In early November, 2013, bottling was done at Foxtrot VY. We bottled the wines from my vineyard for the first time under the label Foxtrot “Henricsson Vineyard”. Everybody were very happy with the resulting wine.
Before the final blend, winemaker Gustav and I tasted through the barrels and I made a blend according to my taste that we bottled separately under the label “Henricsson Reserve”.
May 27 was time for the first shoot thinning.
Here it is done by wine maker Gustav Allander.
On May 5, 2014 I had a crew from Angel Arias in Napa here to graft some of the Pinot Gris over to Pinot Noir. Since the Pinot Gris is over 20 years old, it would be a shame to not use them. I got the recommendation and contact information from Mike Etzel at Beau Freres. Arias have done quite a lot of regrafting in Oregon with excellent results.
I only had enough cuttings for 215 plants. The cuttings came from my friends Peter and Rebecca Work, that owns Ampelos Vineyard in Santa Rita Hills in California. The clone is 459, a fairly new clone that they were very impressed with. We grafted them on to the first 7 rows of the Northern Block of Pinot Gris.

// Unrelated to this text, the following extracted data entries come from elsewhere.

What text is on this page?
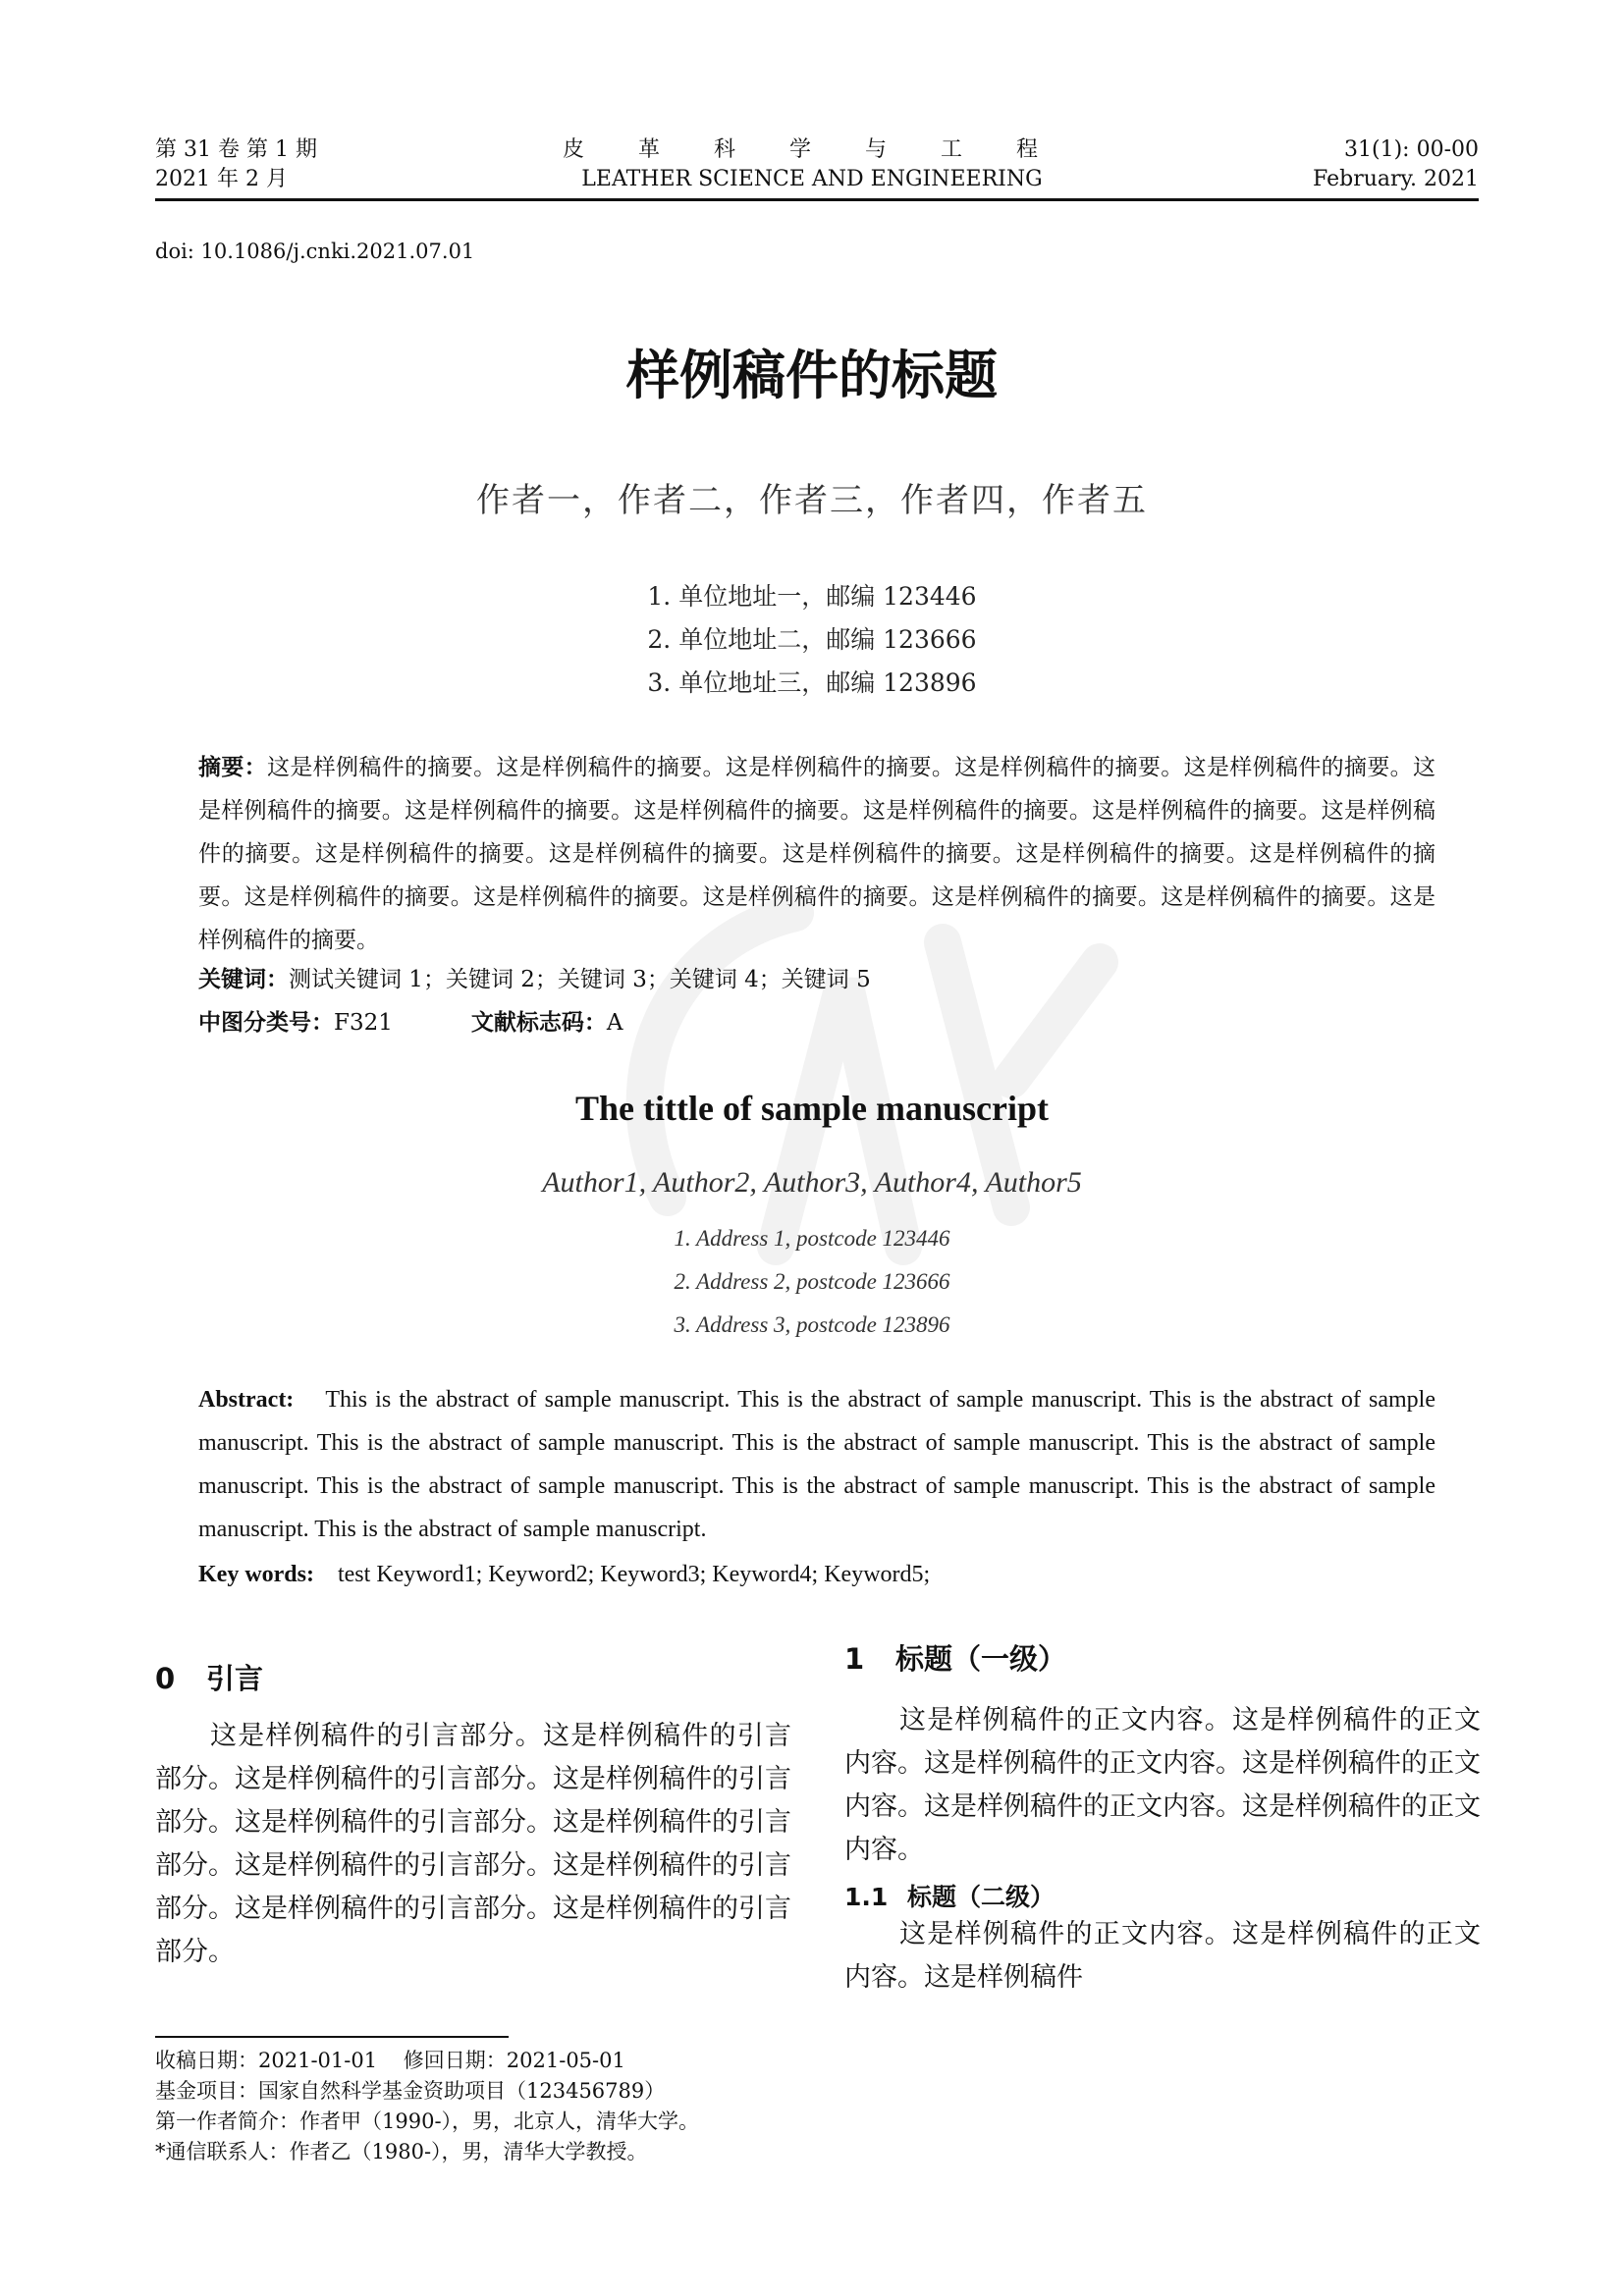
第 31 卷 第 1 期
2021 年 2 月
皮 革 科 学 与 工 程
LEATHER SCIENCE AND ENGINEERING
31(1): 00-00
February. 2021
doi: 10.1086/j.cnki.2021.07.01
样例稿件的标题
作者一，作者二，作者三，作者四，作者五
1. 单位地址一，邮编 123446
2. 单位地址二，邮编 123666
3. 单位地址三，邮编 123896
摘要：这是样例稿件的摘要。这是样例稿件的摘要。这是样例稿件的摘要。这是样例稿件的摘要。这是样例稿件的摘要。这是样例稿件的摘要。这是样例稿件的摘要。这是样例稿件的摘要。这是样例稿件的摘要。这是样例稿件的摘要。这是样例稿件的摘要。这是样例稿件的摘要。这是样例稿件的摘要。这是样例稿件的摘要。这是样例稿件的摘要。这是样例稿件的摘要。这是样例稿件的摘要。这是样例稿件的摘要。这是样例稿件的摘要。这是样例稿件的摘要。这是样例稿件的摘要。这是样例稿件的摘要。
关键词：测试关键词 1；关键词 2；关键词 3；关键词 4；关键词 5
中图分类号：F321	文献标志码：A
The tittle of sample manuscript
Author1, Author2, Author3, Author4, Author5
1. Address 1, postcode 123446
2. Address 2, postcode 123666
3. Address 3, postcode 123896
Abstract: This is the abstract of sample manuscript. This is the abstract of sample manuscript. This is the abstract of sample manuscript. This is the abstract of sample manuscript. This is the abstract of sample manuscript. This is the abstract of sample manuscript. This is the abstract of sample manuscript. This is the abstract of sample manuscript. This is the abstract of sample manuscript. This is the abstract of sample manuscript.
Key words: test Keyword1; Keyword2; Keyword3; Keyword4; Keyword5;
0 引言

这是样例稿件的引言部分。这是样例稿件的引言部分。这是样例稿件的引言部分。这是样例稿件的引言部分。这是样例稿件的引言部分。这是样例稿件的引言部分。这是样例稿件的引言部分。这是样例稿件的引言部分。这是样例稿件的引言部分。这是样例稿件的引言部分。

1 标题（一级）

这是样例稿件的正文内容。这是样例稿件的正文内容。这是样例稿件的正文内容。这是样例稿件的正文内容。这是样例稿件的正文内容。这是样例稿件的正文内容。

1.1 标题（二级）

这是样例稿件的正文内容。这是样例稿件的正文内容。这是样例稿件

收稿日期：2021-01-01 修回日期：2021-05-01
基金项目：国家自然科学基金资助项目（123456789）
第一作者简介：作者甲（1990-），男，北京人，清华大学。
*通信联系人：作者乙（1980-），男，清华大学教授。
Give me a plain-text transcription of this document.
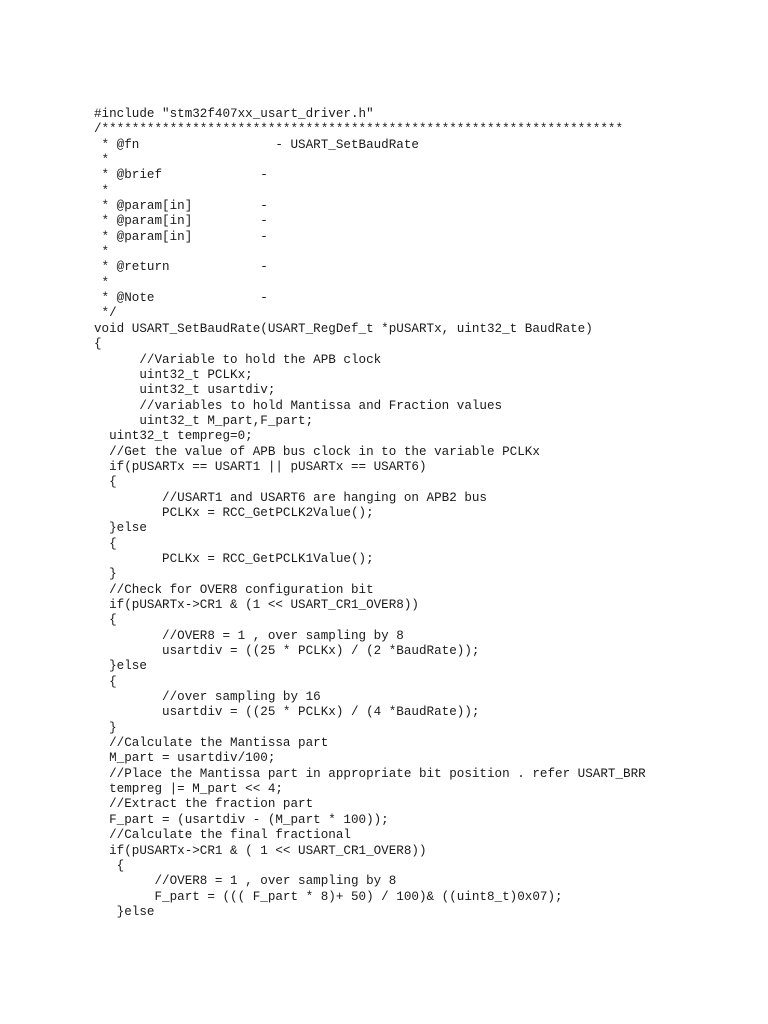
#include "stm32f407xx_usart_driver.h"
/*********************************************************************
* @fn                  - USART_SetBaudRate
*
* @brief             -
*
* @param[in]         -
* @param[in]         -
* @param[in]         -
*
* @return            -
*
* @Note              -
*/
void USART_SetBaudRate(USART_RegDef_t *pUSARTx, uint32_t BaudRate)
{
//Variable to hold the APB clock
uint32_t PCLKx;
uint32_t usartdiv;
//variables to hold Mantissa and Fraction values
uint32_t M_part,F_part;
uint32_t tempreg=0;
//Get the value of APB bus clock in to the variable PCLKx
if(pUSARTx == USART1 || pUSARTx == USART6)
{
//USART1 and USART6 are hanging on APB2 bus
PCLKx = RCC_GetPCLK2Value();
}else
{
PCLKx = RCC_GetPCLK1Value();
}
//Check for OVER8 configuration bit
if(pUSARTx->CR1 & (1 << USART_CR1_OVER8))
{
//OVER8 = 1 , over sampling by 8
usartdiv = ((25 * PCLKx) / (2 *BaudRate));
}else
{
//over sampling by 16
usartdiv = ((25 * PCLKx) / (4 *BaudRate));
}
//Calculate the Mantissa part
M_part = usartdiv/100;
//Place the Mantissa part in appropriate bit position . refer USART_BRR
tempreg |= M_part << 4;
//Extract the fraction part
F_part = (usartdiv - (M_part * 100));
//Calculate the final fractional
if(pUSARTx->CR1 & ( 1 << USART_CR1_OVER8))
{
//OVER8 = 1 , over sampling by 8
F_part = ((( F_part * 8)+ 50) / 100)& ((uint8_t)0x07);
}else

First we cut the existing vines with a saw at a point where they were straight.
Then the artist went to work. They cut by hand the cuttings into sticks with 2 buds each on them. The bottom was cut on an angle with a slice through the middle. Then 2 cuts at the top of the trunk with a slice in it and the cutting was them pushed into the trunk. 2 cuttings per trunk. Then it was wrapped with tape and a paste was added on top of the remaining trunk and where the graft was pushed into the trunk.
The last, but very important step was to make a cut in the vines with a saw, low down on the trunk. This way the vine would bleed sap and not let it rise too vigorously up the trunk and actually push the new cuttings out. Every 4 days, we went through the new grafts and checked if they were wet on top. If they were, we made a new cut in the trunk, and if needed added more paste on the trunk. This continued for 6 weeks. The first few times, more than half of the vines were wet and got a new cut. Every time it was different vines needing a cut. Some vines were cut 8 times.
May 27. Some of the buds are starting to push. On a couple of the smaller trunks, as below, they put in some bud grafts and they also look great.
Harvest started with Lake Breeze picking their portion of the Pinot Gris on October 15. They picked 4.6 tons at 23 Brix. We picked some for us on October 20 and decided to barrel ferment it in an old Chardonnay barrel. The rest we had in a fermenter to use later as top-up wine. The Brix on that portion of the vineyard was close to 24 Brix.
The Chardonnay, from a different vineyard, was brought in on Oct 2. Straight into the press and into the tank for mixing. Then into barrels for fermenting.
Picture to left showing me drinking the free-run juice.
The Pinot Noir was picked between Oct 25 and the last block (picture below) picked on November 14.
25% of the fruit was left with stems on and the rest destemmed. The juice was left in two ton fermenters for cold soak. The temperature outside was low enough that no fermentation started spontaneously. Cold soak lasted for 5 days.
We also made two barrels of a mix of Merlot and Cabernet Sauvignon, picked late November at approx. 24 Brix.